1. [Handling missing values with Snowpark for Python — Part 1](https://medium.com/snowflake/handling-missing-values-with-snowpark-for-python-part-1-4af4285d24e6)

2. [snowflake.snowpark.DataFrame.dropna](https://docs.snowflake.com/en/developer-guide/snowpark/reference/python/latest/snowpark/api/snowflake.snowpark.DataFrame.dropna)

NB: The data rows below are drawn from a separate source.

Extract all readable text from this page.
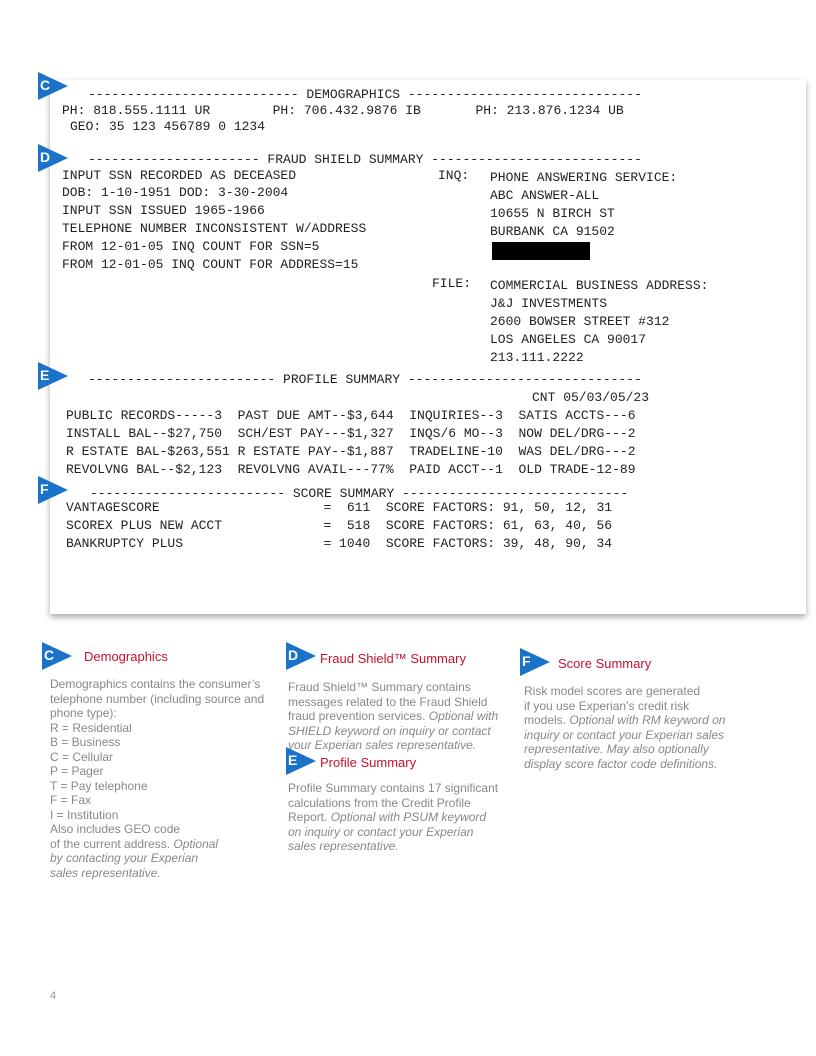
--------------------------- DEMOGRAPHICS ------------------------------
PH: 818.555.1111 UR        PH: 706.432.9876 IB       PH: 213.876.1234 UB
GEO: 35 123 456789 0 1234
---------------------- FRAUD SHIELD SUMMARY ---------------------------
INPUT SSN RECORDED AS DECEASED
DOB: 1-10-1951 DOD: 3-30-2004
INPUT SSN ISSUED 1965-1966
TELEPHONE NUMBER INCONSISTENT W/ADDRESS
FROM 12-01-05 INQ COUNT FOR SSN=5
FROM 12-01-05 INQ COUNT FOR ADDRESS=15
INQ: PHONE ANSWERING SERVICE:
ABC ANSWER-ALL
10655 N BIRCH ST
BURBANK CA 91502
FILE: COMMERCIAL BUSINESS ADDRESS:
J&J INVESTMENTS
2600 BOWSER STREET #312
LOS ANGELES CA 90017
213.111.2222
------------------------ PROFILE SUMMARY ------------------------------
CNT 05/03/05/23
PUBLIC RECORDS-----3  PAST DUE AMT--$3,644  INQUIRIES--3  SATIS ACCTS---6
INSTALL BAL--$27,750  SCH/EST PAY---$1,327  INQS/6 MO--3  NOW DEL/DRG---2
R ESTATE BAL-$263,551 R ESTATE PAY--$1,887  TRADELINE-10  WAS DEL/DRG---2
REVOLVNG BAL--$2,123  REVOLVNG AVAIL---77%  PAID ACCT--1  OLD TRADE-12-89
------------------------- SCORE SUMMARY -----------------------------
VANTAGESCORE                     =  611  SCORE FACTORS: 91, 50, 12, 31
SCOREX PLUS NEW ACCT             =  518  SCORE FACTORS: 61, 63, 40, 56
BANKRUPTCY PLUS                  = 1040  SCORE FACTORS: 39, 48, 90, 34
C
D
E
F
C Demographics
Demographics contains the consumer’s
telephone number (including source and
phone type):
R = Residential
B = Business
C = Cellular
P = Pager
T = Pay telephone
F = Fax
I = Institution
Also includes GEO code
of the current address. Optional
by contacting your Experian
sales representative.
D Fraud Shield™ Summary
Fraud Shield™ Summary contains
messages related to the Fraud Shield
fraud prevention services. Optional with
SHIELD keyword on inquiry or contact
your Experian sales representative.
E Profile Summary
Profile Summary contains 17 significant
calculations from the Credit Profile
Report. Optional with PSUM keyword
on inquiry or contact your Experian
sales representative.
F Score Summary
Risk model scores are generated
if you use Experian’s credit risk
models. Optional with RM keyword on
inquiry or contact your Experian sales
representative. May also optionally
display score factor code definitions.
4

3. [snowflake.snowpark.DataFrame.fillna](https://docs.snowflake.com/en/developer-guide/snowpark/reference/python/latest/snowpark/api/snowflake.snowpark.DataFrame.fillna)

In [None]:
from snowflake.snowpark.context import get_active_session

session = get_active_session()
df = session.create_dataframe([
    [1.0, 1, "SE"],
    [float("nan"), 2, None],
    [float("nan"), 3, "DK"],
    [4.0, None, "SE"],
    [float("nan"), None, None]]
    ).to_df("a", "b", "c")
df

In [None]:
#Exclude all rows with a null/N/A in ANY column (how="any" by def)
df.dropna()

In [None]:
#Exclude all rows with a null/N/A in EVERY column
df.dropna(how="all")

In [None]:
#Exclude all rows with a null/N/A in AT LEAST 2 columns (A and C only)
df.dropna(subset=["a", "c"], thresh=2)

In [None]:
# Replace all missing values with 3 (must be the same data type!)
df.fillna(3)

In [None]:
# Replace missing values in specific columns
df.fillna({"a": 3.14, "c": "XY"})

In [None]:
#Replace some value everywhere (or in specific column, based on the data type)
df.replace("SE", "NW", subset=["C"])

In [None]:
#Replace multiple values
df.replace({1:111, "SE":"NW"})

In [None]:
import snowflake.snowpark.functions as F

#Replace first column with a last appended column (also named A)
df.with_column("A", F.replace(F.col("A"), 1, 111,))

In [None]:
# replace column values with existing data
df.with_column("A", 
    F.iff((F.col("A") == F.lit('NaN')) | (F.col("A").is_null()),
    F.avg(F.iff(F.col("A") == F.lit('NaN'), F.lit(None), F.col("A"))).over(),
    F.col("A")))

In [None]:
# replace calling built-in IFNULL function
df.with_column("B",
    F.call_builtin("ifnull", F.col("B"), F.avg(F.col("B")).over()))

In [None]:
# replace with most frequent value (mode)
df.with_column("C",
    F.call_builtin("ifnull", F.col("C"), F.mode(F.col("C")).over()))